Daniel Drywa

Reverse Word Pairs

My take on a interview programming test

Sometime in 2014 when I was actively looking for a Job I had to do a programming challenge for a well known gaming company, which for obvious reason I can not name. My solution got me into the next interview stage which means it was good enough for them to go further with the interview. But as things go I ended up at Push Technology Ltd instead and I’ve been happily working there since. However the whole code for my solution has been on a private GitHub repository and today I’ve been wondering: Why not make it public so that others can learn from it? Or maybe even extend it with their own solution. So here we go! I present to you my solution to a reverse word pair finder.

Disclaimer

All measurements taken are not in any way scientifically. I have no fancy graphs to prove anything nor did I conduct extensive research to support my claims. This is simply a showcase of how I got to my solution for a programming challenge of a job interview. Nothing more, nothing less.

The Challenge

The challenge was seemingly simple. Find all reverse word pairs within a huge text file and put them grouped together in a separate result text file. Let’s say the input text file would look something like this:

pink abcd kli akka dcba odb ilk knipla bdo

The resulting text file after the algorithm has finished would have to look something like this:

abcd dcba
kli ilk
odb bdo

The solution had to be written in C++ and should be able to compile on Linux and Windows. It also had to be fast.

The Process

The first thing I had to figure out was how to compile the same code on different platforms. Luckily I worked on a multi platform project at that time so CMake was the obvious choice for me. Once the CMake project was set up I had to work on my solution. But I had to answer two obvious questions first:

  • How would I know if my solution is the fastest?
  • How would I compare it to other solutions?

The answer to both of these questions was some form of simple attempt manager that allowed me to run my attempts and measure their run time. After analysing the run time of every attempt I would then select the fastest and use it as my main solution to the challenge. The attempt manager would therefore have to be able to register new attempts and run them all at once.

class CAttemptManager final {
    // ...
    void AddAttempt( attempt_t &&attempt );
    void RunAttempts() const;
    // ...
};

A single attempt would need to be able to run a specific piece of code on a given file and report back the result. So a virtual class seemed the sensible choice. Every attempt I would create would then inherit IAttempt and report back the result as a struct of type sAttemptResult.

class IAttempt {
    // ...
    virtual void Run( const std::string &filename, sAttemptResult &result ) = 0;
    // ...
};

The result struct didn’t have to be complicated. All it needed was the ability to report back the time it took and the word pairs it found.
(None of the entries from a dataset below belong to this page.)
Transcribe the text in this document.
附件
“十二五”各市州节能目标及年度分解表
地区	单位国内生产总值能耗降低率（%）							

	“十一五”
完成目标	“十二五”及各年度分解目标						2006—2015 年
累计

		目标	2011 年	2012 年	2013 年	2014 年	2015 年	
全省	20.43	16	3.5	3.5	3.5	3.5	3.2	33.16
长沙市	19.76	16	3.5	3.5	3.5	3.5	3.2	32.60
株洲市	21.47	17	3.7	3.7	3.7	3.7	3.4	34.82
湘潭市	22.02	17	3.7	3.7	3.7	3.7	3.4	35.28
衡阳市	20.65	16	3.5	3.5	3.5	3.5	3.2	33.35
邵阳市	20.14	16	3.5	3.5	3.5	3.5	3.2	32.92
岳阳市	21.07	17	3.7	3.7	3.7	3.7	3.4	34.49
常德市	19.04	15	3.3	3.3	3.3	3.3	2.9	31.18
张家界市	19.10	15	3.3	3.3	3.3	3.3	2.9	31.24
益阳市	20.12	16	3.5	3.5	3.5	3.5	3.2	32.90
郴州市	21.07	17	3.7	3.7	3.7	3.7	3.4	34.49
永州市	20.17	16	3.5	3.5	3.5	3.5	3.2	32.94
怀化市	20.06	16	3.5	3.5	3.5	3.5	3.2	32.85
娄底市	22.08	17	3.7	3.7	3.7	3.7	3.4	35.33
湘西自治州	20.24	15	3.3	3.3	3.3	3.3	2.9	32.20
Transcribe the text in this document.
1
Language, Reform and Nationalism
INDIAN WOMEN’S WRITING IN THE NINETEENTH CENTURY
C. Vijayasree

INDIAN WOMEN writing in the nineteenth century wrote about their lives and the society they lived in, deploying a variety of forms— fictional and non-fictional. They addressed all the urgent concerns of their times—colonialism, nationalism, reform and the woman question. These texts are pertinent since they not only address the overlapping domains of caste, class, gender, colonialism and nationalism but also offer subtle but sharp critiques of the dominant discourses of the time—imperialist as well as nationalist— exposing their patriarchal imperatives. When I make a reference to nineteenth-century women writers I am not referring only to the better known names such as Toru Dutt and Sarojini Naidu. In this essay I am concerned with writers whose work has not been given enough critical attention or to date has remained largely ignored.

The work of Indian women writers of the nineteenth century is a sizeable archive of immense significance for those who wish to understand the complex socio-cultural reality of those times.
It looked something like this:

typedef std::unordered_map< std::string, std::string > wordPairs_t;

struct sTimeDuration {
    std::chrono::nanoseconds    nanoseconds;
    std::chrono::microseconds   microseconds;
    std::chrono::milliseconds   milliseconds;
    std::chrono::seconds        seconds;
};

struct sAttemptResult {
    sTimeDuration   algorithmDuration;
    sTimeDuration   readingDuration;
    sTimeDuration   completeDuration;
    wordPairs_t     pairs;
};

The std::chrono namespace is a timing library in the C++11 standard. It contains all necessary types and methods to measure time. To make time measurement between attempts easier I created an attempt clock. This clock would be able to start and end time measurement and return the duration back to me.

class CAttemptClock {
    typedef std::chrono::steady_clock       internal_clock_t;
    typedef internal_clock_t::time_point    time_point_t;

    time_point_t    start       = {};
    time_point_t    end         = {};

    // ...
    void Start();
    void End();
    sTimeDuration GetDuration() const;
    // ...
};

My timer of choice was the std::chrono::steady_clock. This clock represents a monotonic clock that is not affected by any interval changes of the underlying implementation and therefore best suitable for measuring intervals. In retrospect I should have used std::chrono::high_resolution_clock instead to use the shortest ticks available on the current system.

This was my whole attempt framework. Now the only thing left to do was implementing the different attempts I had in mind, measure their time, and pick the one that seemed the fastest as my final solution.

The Attempts

I had 4 attempts in total which I wanted to test out:

  • Read a word from file, put it in the same group as other words with the same length an find it’s reverse pair in that group. Repeat with the next word in the file. All done with the help of the STL algorithms.
  • Group words with the same length first. Try to find pairs in these groups afterwards without the usage of the STL.
  • Same as the second attempt but with the help of the STL in the find process.
  • Same as the first attempt but with a different data structure. (std::map instead of std::unordered_map)

Here are the timing results for all the attempts:

  1. 290ms on average.
  2. 15s on average. My custom find algorithm was not very good.
  3. 1s on average.
  4. 350ms on average.

The key point to take away from this: It is much faster to search for pairs while still in the process of reading from the file instead of doing it in a post process. Duh!

One more thing

This is pretty much all there is to it. I had a full day to come up with a solution and I ended up sending them all my attempts. I hope this is useful for anyone that has to go through a programming test as well. At least it gives you a glimpse of what some of the Professional Gaming Companies out there expect from a Junior Developer.

You can find this whole project on GitHub. I would be happy for any pull requests that contain faster solutions or maybe even a better way of measuring the time. Have fun!


27 February 2016